Contact:
The HathiTrust Research Center (HTRC) enables computational analysis of the HathiTrust corpus. It is a collaborative research center launched jointly by Indiana University and the University of Illinois, along with HathiTrust, to help meet the technical challenges researchers face when dealing with massive amounts of digital text. It develops cutting-edge software tools and cyberinfrastructure to enable advanced computational access to the growing digital record of human knowledge.
HTRC has analytic tools to help you analyze text materials that have been gathered in the HathiTrust Digital Catalog. These materials do not need to be available for full-text viewing in order to be analyzed.
The HTRC requires a separate login process than the Digital Catalog to access their tools. Go to the center and use the same process for logging in as you have done in the Digital Catalog.
The HTRC requires a separate login process than the Digital Catalog to access their tools. Go to the center and use the same process for logging in as you have done in the Digital Catalog.
The following steps may be required:
If you already have a HathiTrust Research Center (HTRC) account, it is suggested that you migrate your data to a new account affiliated with the University of Arkansas. This will allow you some greater flexibility and privileges in using the HTRC.
When you log in with your institutional account, you will see the following dialogue box for you to a merge previous account to this one.
This will allow you to load any of your previous datasets and analyses
HTRC provides several out-of-the-box tools to help you analyze your text collections. These are found in the algorithm section of the website.

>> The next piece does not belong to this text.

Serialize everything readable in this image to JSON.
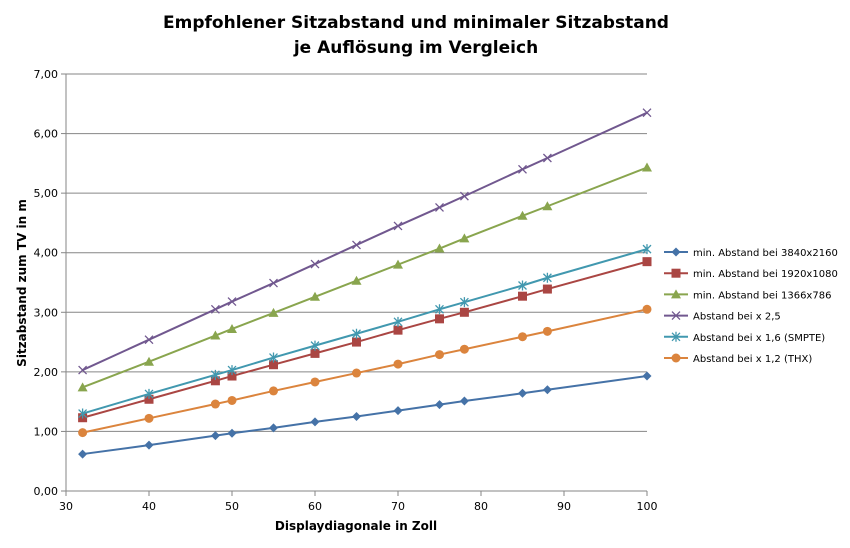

The InPho Topic Explorer trains multiple LDA topic models and allows you to export files containing the word-topic and topic-document distributions, along with an interactive visualization. Can be run on worksets of fewer than 3000 volumes, as long as the total size of the workset is less than 3 GB.
Generate a list of all of the names of people and places, as well as dates, times, percentages, and monetary terms, found in a workset. You can choose which entities you would like to extract. Can be run on worksets of fewer than 3000 volumes, as long as the total size of the workset is less than 3 GB.

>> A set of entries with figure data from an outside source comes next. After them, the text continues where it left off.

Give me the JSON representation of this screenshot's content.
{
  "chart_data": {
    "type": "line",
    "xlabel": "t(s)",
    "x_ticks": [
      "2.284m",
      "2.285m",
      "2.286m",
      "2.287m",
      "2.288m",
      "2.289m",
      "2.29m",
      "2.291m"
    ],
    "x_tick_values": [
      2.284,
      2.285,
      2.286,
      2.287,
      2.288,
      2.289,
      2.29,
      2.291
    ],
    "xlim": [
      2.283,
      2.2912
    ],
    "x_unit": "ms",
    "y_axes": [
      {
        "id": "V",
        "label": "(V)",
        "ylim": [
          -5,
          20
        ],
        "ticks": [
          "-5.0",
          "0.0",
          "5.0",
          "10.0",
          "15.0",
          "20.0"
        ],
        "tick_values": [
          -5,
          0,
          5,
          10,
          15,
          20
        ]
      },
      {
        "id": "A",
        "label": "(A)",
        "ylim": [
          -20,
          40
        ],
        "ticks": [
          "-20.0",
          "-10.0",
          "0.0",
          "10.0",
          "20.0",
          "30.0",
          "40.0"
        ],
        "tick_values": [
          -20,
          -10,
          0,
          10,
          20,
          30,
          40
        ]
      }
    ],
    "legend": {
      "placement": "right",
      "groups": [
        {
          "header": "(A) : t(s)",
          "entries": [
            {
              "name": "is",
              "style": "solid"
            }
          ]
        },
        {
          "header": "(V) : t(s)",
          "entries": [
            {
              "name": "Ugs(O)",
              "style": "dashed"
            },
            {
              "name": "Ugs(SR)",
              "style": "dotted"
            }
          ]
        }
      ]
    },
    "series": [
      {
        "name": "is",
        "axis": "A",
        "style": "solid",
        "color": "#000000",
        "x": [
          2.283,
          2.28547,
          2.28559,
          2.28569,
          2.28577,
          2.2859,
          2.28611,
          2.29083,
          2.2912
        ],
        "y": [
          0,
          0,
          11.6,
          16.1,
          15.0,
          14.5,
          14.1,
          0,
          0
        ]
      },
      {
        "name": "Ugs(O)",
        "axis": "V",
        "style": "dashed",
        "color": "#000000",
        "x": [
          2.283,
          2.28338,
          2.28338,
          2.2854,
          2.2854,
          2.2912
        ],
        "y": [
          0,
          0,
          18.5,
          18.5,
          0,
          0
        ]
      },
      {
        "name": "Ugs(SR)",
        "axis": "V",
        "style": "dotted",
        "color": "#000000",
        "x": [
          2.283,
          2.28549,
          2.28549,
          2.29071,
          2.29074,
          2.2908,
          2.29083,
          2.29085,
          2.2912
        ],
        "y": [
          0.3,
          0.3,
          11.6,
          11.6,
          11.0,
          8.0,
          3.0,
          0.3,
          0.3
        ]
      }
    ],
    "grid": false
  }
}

Identify the tokens (words) that occur most often in a workset and the number of times they occur. Create a tag cloud visualization of the most frequently occurring words in a workset, where the size of the word is displayed in proportion to the number of times it occurred. Can be run on worksets of fewer than 3000 volumes, as long as the total size of the workset is less than 3 GB.
The HTRC Extracted Features Dataset v.2.0 is composed of page-level features for 17.1 million volumes in the HathiTrust Digital Library. This version contains non-consumptive features for both public-domain and in-copyright books.

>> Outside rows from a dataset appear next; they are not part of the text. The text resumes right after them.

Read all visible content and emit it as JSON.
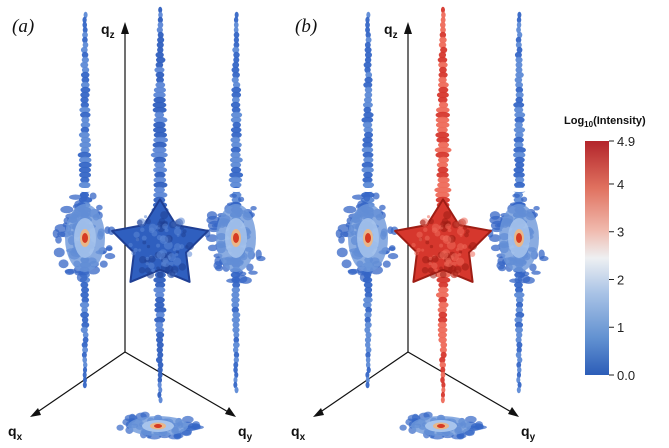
{
  "panels": [
    {
      "label": "(a)",
      "blob_color": "#2f5fbf",
      "blob_dark": "#1f3f94",
      "blob_light": "#5b86d6"
    },
    {
      "label": "(b)",
      "blob_color": "#d6372d",
      "blob_dark": "#9e1d14",
      "blob_light": "#ee6a5a"
    }
  ],
  "axes": {
    "qx": {
      "base": "q",
      "sub": "x"
    },
    "qy": {
      "base": "q",
      "sub": "y"
    },
    "qz": {
      "base": "q",
      "sub": "z"
    }
  },
  "colorbar": {
    "title": {
      "prefix": "Log",
      "sub": "10",
      "suffix": "(Intensity)"
    },
    "max": 4.9,
    "min": 0.0,
    "ticks": [
      "4.9",
      "4",
      "3",
      "2",
      "1",
      "0.0"
    ],
    "tick_values": [
      4.9,
      4,
      3,
      2,
      1,
      0
    ],
    "colors": [
      "#c1272d",
      "#e0715f",
      "#f0b9ad",
      "#eef0f2",
      "#a9c3e6",
      "#5f8fd0",
      "#2c5db8"
    ]
  },
  "projection_colors": {
    "outer": "#2f63c4",
    "mid": "#8cb4e6",
    "inner": "#e8b78a",
    "core": "#d63a22"
  }
}
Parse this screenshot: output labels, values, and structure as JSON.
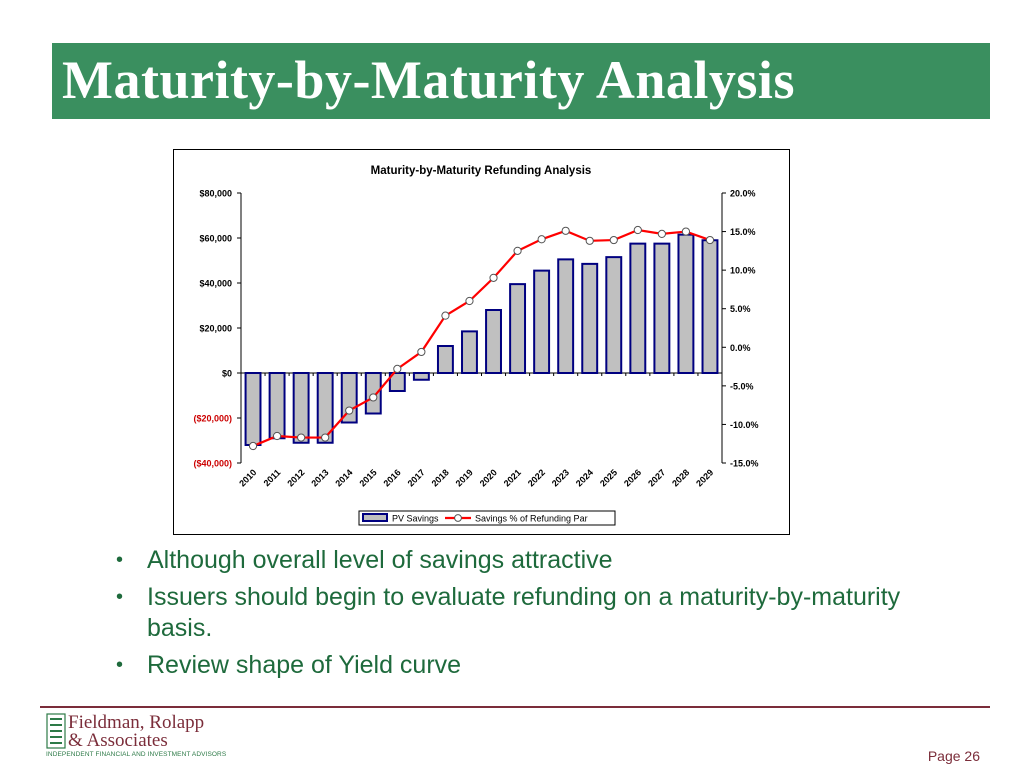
{
  "slide": {
    "title": "Maturity-by-Maturity Analysis",
    "bullets": [
      "Although overall level of savings attractive",
      "Issuers should begin to evaluate refunding on a maturity-by-maturity basis.",
      "Review shape of Yield curve"
    ],
    "bullet_glyph": "•",
    "page_label": "Page 26"
  },
  "logo": {
    "line1": "Fieldman, Rolapp",
    "line2": "& Associates",
    "tagline": "INDEPENDENT FINANCIAL AND INVESTMENT ADVISORS"
  },
  "colors": {
    "title_bar": "#3a8f5f",
    "bullet_text": "#1e6a3c",
    "accent_maroon": "#7b2d3a",
    "bar_fill": "#c0c0c0",
    "bar_stroke": "#000080",
    "line": "#ff0000"
  },
  "chart_data": {
    "type": "bar+line",
    "title": "Maturity-by-Maturity Refunding Analysis",
    "categories": [
      "2010",
      "2011",
      "2012",
      "2013",
      "2014",
      "2015",
      "2016",
      "2017",
      "2018",
      "2019",
      "2020",
      "2021",
      "2022",
      "2023",
      "2024",
      "2025",
      "2026",
      "2027",
      "2028",
      "2029"
    ],
    "series": [
      {
        "name": "PV Savings",
        "kind": "bar",
        "axis": "left",
        "values": [
          -32000,
          -29000,
          -31000,
          -31000,
          -22000,
          -18000,
          -8000,
          -3000,
          12000,
          18500,
          28000,
          39500,
          45500,
          50500,
          48500,
          51500,
          57500,
          57500,
          61500,
          59000
        ]
      },
      {
        "name": "Savings % of Refunding Par",
        "kind": "line",
        "axis": "right",
        "values": [
          -12.8,
          -11.5,
          -11.7,
          -11.7,
          -8.2,
          -6.5,
          -2.8,
          -0.6,
          4.1,
          6.0,
          9.0,
          12.5,
          14.0,
          15.1,
          13.8,
          13.9,
          15.2,
          14.7,
          15.0,
          13.9
        ]
      }
    ],
    "y_left": {
      "min": -40000,
      "max": 80000,
      "step": 20000,
      "tick_labels": [
        "$80,000",
        "$60,000",
        "$40,000",
        "$20,000",
        "$0",
        "($20,000)",
        "($40,000)"
      ]
    },
    "y_right": {
      "min": -15,
      "max": 20,
      "step": 5,
      "tick_labels": [
        "20.0%",
        "15.0%",
        "10.0%",
        "5.0%",
        "0.0%",
        "-5.0%",
        "-10.0%",
        "-15.0%"
      ]
    },
    "legend_position": "bottom",
    "grid": false
  }
}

Features include part-of-speech tagged term token counts, header/footer identification, marginal character counts, and much more.
Explore the following built sets:
Geographic Locations in English-Language Literature, 1701-2011
OR Work on your own using the Extracted Features Download Helper (v3.1) under Algorithms
The HTRC Data Capsule environment provides individual, secure computing environments to analyze content in the HathiTrust Digital Library. Researchers can create virtual machines (called Capsules) to which they can import and then analyze HathiTrust text data. Researchers can only perform computational analysis within the secure Data Capsule environment and then export the results of their analysis. Data products leaving a Capsule must undergo results review prior to release to ensure they meet the HTRC's policy for non-consumptive data exports.
Capsules are Ubuntu virtual machines with increased security settings. Researchers have the option to set certain parameters for their Capsule when they create it.Capsules come pre-loaded with standard data analysis programs and software.While Capsules come with standard tools pre-installed, ranging from Anaconda and R to Voyant Tools, and can be configured with sample public domain data already loaded for testing, any other data or tools the researcher plans to use will need to be brought into the Capsule by the researcher. A Capsule is an almost blank slate that can be customized for each researcher's needs!